2. Lick a Wombat: This isn’t to help with swine flu but rather because you are so soul crushingly alone that you probably have to lick animals to find some semblance of companionship.
3. Don’t Eat at Taco Bell: Look, you already have swine flu. You don’t want Ebola, e. coli, SARS, Gonorrhea, congestive heart failure, and scurvy too.
4. Also, Don’t Eat at Long John Silvers: Trust me. Just trust me.
5. Why don’t you trust me anymore? What happened to you? What happened to us?
6. Go to a Swine Flu Support Group: It can be good to tell other people about how the swine flu has affected you and the ones closest to you. In a related note, stop coughing on your family dammit. Just so you don’t get a big shock when you check out the support group, here is a preview of everyone who will be there:
a. The Sniffler: This is the person who woke up with a sore throat, turned on CNN, and immediately called her physician to take every imaginable test known to man. If you want to get rid of this person, just ask her if she has her last will and testament in order.

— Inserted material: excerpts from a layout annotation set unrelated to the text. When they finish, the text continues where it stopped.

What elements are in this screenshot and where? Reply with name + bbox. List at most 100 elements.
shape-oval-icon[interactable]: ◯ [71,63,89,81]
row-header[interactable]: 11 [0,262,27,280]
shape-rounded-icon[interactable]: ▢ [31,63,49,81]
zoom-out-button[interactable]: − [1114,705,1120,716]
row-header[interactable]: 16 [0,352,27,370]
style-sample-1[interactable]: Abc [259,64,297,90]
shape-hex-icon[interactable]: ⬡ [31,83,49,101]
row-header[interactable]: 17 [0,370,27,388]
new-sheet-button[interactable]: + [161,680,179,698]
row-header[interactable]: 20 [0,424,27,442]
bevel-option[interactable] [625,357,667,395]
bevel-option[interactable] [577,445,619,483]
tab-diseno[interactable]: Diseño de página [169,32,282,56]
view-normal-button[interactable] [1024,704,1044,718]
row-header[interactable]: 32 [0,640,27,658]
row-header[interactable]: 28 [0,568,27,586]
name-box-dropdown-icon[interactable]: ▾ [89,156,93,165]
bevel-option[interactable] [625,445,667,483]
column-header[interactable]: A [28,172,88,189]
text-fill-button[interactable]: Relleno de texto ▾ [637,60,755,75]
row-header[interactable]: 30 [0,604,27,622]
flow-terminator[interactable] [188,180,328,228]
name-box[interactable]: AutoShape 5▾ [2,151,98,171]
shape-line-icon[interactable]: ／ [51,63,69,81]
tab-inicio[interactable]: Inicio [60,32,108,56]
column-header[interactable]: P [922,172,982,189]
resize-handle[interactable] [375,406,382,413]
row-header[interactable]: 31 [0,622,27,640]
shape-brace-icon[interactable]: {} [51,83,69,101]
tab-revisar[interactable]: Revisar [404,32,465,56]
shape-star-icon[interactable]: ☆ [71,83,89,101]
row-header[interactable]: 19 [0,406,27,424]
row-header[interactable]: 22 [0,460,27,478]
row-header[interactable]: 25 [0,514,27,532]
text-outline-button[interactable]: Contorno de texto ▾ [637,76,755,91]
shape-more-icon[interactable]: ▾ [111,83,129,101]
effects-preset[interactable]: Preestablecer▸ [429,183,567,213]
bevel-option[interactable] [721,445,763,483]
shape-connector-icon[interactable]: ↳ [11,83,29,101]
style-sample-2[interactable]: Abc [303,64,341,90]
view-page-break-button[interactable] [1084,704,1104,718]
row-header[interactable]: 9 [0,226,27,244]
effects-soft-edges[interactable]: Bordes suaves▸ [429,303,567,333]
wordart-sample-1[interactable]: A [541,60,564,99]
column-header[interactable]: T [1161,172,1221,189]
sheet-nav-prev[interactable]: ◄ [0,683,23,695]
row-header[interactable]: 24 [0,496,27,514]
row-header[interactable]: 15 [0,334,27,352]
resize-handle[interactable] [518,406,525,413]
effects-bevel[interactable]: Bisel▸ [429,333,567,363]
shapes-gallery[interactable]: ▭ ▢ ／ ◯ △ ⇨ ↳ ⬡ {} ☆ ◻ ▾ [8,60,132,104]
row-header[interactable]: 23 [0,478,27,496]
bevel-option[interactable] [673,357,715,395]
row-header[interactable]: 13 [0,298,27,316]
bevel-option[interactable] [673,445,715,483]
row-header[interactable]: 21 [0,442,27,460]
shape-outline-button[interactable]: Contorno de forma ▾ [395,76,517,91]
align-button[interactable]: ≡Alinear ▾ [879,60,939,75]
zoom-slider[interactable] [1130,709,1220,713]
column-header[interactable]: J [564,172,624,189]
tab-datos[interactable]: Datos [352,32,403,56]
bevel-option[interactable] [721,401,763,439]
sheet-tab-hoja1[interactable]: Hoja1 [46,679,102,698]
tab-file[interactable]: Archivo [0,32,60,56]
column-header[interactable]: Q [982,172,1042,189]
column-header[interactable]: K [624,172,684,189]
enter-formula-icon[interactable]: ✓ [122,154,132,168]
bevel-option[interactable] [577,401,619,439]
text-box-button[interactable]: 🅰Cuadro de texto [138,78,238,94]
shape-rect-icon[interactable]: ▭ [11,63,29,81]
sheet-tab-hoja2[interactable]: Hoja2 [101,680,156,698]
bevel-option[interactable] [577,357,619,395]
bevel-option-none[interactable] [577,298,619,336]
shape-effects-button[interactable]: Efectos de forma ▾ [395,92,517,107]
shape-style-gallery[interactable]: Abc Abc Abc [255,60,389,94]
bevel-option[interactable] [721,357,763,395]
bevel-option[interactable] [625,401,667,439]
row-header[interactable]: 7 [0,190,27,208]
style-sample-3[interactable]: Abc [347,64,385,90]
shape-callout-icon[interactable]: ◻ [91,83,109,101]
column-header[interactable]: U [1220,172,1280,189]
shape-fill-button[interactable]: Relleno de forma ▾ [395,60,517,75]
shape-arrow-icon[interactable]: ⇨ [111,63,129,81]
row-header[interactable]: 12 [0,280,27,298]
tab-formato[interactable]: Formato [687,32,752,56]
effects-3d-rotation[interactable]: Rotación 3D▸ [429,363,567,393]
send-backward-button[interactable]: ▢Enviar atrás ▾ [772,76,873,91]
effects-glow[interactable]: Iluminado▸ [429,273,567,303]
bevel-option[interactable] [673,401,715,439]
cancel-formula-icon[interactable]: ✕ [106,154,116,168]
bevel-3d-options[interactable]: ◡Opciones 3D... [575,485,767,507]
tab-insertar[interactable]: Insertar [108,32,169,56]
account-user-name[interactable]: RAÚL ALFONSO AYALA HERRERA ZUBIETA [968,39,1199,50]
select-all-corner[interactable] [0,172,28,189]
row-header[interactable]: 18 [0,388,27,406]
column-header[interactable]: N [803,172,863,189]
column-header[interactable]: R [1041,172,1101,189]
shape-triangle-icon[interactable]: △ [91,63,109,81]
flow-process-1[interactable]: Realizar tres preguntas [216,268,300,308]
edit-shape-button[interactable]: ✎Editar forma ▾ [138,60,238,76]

b. Grizzled Old Sea Captain: This person has had every damn disease under the sun. He
had Malaysian Goat Flu when all of you was nothing. This guy can be seen smoking cigarettes in the corner and occasionally says, “You think you’ve got something bad? I’ll tell about something bad. . .” and then goes into an uncomfortably graphic story of a passionate night with a Eritrea prostitute.
c. The Alcoholic: This person is in the wrong meeting, but is too gone to notice, and no one really wants to touch him to wake him up.
d. Your Dad: Remember when you thought he got more iced tea than you at Applebees and you drank from his glass when he went to the bathroom? Bam. Swine flu. Also, if you haven’t figured this one out yet, you should probably car pool.
7. Go to Your Local Playground: The laughter of children just might cure you in a heartwarming tale of the triumph of the human spirit.
8. Get an Attorney: The pedophilia charges are coming fast and heavy for number 7.
9. Hey I’m sorry about number 5. That just came out. That was raw. This isn’t the time or the place. And I apologize.
10. (If time permits) Go to a Hospital: If you’re not dead after completing this list, check out your closest Emergency Room. You are dying from a scary illness.
Well there it is. Now you have the tools to live with your crippling disease. Now quit your (s)whining.